Tropical ecologist Mike Hands has spent 35 years in the field looking for an alternative to the slash and burn method used by many peasant farmers living in tropical forests to improve soil fertility and gain a year or two of crops. He looked for successful adaptations some farmers in Central America and in Africa had developed, and eventually found a tree, a particular species of the Inga called the Guana, that was being used by farmers in Costa Rica to shade their coffee. In 2012 he began the Land for Life program that concentrated on saturating two river valleys in Honduras with an alley cropping technique using the Inga tree that has improved soil fertility, provided food security—even through drought and hurricane—and eliminated the need to further destroy tropical forests.

Distinguished professor Rattan Lal will be talking with Mike Hands about the program’s success and promise.

+ BIO: Mike Hands

Inga Foundation Founder and Director Mike Hands has been working to halt the destruction of the rainforest for over 20 years. An experienced tropical ecologist and scientific researcher, Mike divides his time between his farm in Cornwall, UK, and the Inga Foundations chief project, the Land for Life Project in Honduras.

+ BIO: Rattan Lal

Rattan Lal is a soil scientist. His work focuses on regenerative agriculture through which soil can help resolve global issues such as climate change, food security and water quality.

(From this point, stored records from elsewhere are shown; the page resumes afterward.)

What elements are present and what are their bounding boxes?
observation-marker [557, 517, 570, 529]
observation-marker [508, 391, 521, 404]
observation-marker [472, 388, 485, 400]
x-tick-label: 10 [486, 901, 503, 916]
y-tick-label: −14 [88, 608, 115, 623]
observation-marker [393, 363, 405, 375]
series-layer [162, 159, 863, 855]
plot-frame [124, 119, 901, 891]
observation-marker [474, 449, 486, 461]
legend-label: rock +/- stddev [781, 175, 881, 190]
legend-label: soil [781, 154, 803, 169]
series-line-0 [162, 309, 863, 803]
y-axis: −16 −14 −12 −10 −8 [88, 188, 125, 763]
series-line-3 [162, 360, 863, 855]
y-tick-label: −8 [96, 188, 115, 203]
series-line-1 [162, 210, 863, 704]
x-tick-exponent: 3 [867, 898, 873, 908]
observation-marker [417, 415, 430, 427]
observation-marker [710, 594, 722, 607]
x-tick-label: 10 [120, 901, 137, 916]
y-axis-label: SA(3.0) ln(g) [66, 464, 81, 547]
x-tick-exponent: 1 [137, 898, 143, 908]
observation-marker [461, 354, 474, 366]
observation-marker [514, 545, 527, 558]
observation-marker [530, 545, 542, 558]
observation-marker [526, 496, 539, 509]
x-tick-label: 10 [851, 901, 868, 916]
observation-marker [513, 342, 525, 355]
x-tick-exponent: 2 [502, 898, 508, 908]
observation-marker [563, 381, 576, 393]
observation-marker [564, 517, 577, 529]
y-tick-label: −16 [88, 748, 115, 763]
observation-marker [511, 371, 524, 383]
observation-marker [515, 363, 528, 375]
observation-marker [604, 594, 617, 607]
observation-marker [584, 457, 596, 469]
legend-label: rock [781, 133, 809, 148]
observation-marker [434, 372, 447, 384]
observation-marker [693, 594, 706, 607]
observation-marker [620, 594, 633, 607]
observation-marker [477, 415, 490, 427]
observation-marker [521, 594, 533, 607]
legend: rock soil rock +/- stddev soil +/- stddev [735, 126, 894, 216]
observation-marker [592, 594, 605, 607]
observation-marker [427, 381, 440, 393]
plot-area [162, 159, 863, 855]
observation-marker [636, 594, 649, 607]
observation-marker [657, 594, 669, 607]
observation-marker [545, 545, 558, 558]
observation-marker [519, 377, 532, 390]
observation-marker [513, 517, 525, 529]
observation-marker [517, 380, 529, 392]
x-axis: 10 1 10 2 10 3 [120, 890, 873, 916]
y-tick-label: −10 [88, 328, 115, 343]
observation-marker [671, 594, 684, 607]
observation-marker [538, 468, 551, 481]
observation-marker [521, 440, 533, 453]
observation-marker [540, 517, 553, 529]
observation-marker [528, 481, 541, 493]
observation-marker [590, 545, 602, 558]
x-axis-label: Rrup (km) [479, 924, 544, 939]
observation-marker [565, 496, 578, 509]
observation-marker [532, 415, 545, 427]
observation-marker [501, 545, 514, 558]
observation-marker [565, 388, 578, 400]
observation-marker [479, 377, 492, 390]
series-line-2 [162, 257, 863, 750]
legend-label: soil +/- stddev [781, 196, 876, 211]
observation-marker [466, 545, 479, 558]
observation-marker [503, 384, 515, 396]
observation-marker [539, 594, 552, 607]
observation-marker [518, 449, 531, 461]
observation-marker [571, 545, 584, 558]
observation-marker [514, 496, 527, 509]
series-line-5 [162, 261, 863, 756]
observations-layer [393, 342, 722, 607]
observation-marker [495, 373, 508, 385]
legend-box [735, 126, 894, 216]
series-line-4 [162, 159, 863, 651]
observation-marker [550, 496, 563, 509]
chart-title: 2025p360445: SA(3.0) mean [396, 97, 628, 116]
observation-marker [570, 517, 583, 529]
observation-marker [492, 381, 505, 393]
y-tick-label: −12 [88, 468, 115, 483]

He was awarded the 2019 Japan Prize for the sustainable soil management for global food security and mitigation of climate change.

On June 11, 2020, Professor Lal was named the recipient of the prestigious World Food Prize-2020. His research diverged from the conventional 1970s soil fertility strategy of heavy reliance on commercial fertilizers. His research led a better understanding of how no-till farming, cover crops, crop residues, mulching, and agroforestry can restore degraded soils, increasing organic matter by sequestering atmospheric carbon in the soil, and help combat rising carbon dioxide levels in the air.

Lal worked as a Senior Research Fellow with the University of Sydney from 1968-69, and then as a Soil Physicist at IITA, Ibadan, Nigeria, from 1970 to 1987. In 1987 he returned to Ohio State University, where as of 2019 he was a Distinguished University Professor of Soil Science and Director of the Carbon Management and Sequestration Center.

Lal served as President of the International Union of Soil Science for the 2017-2018 period.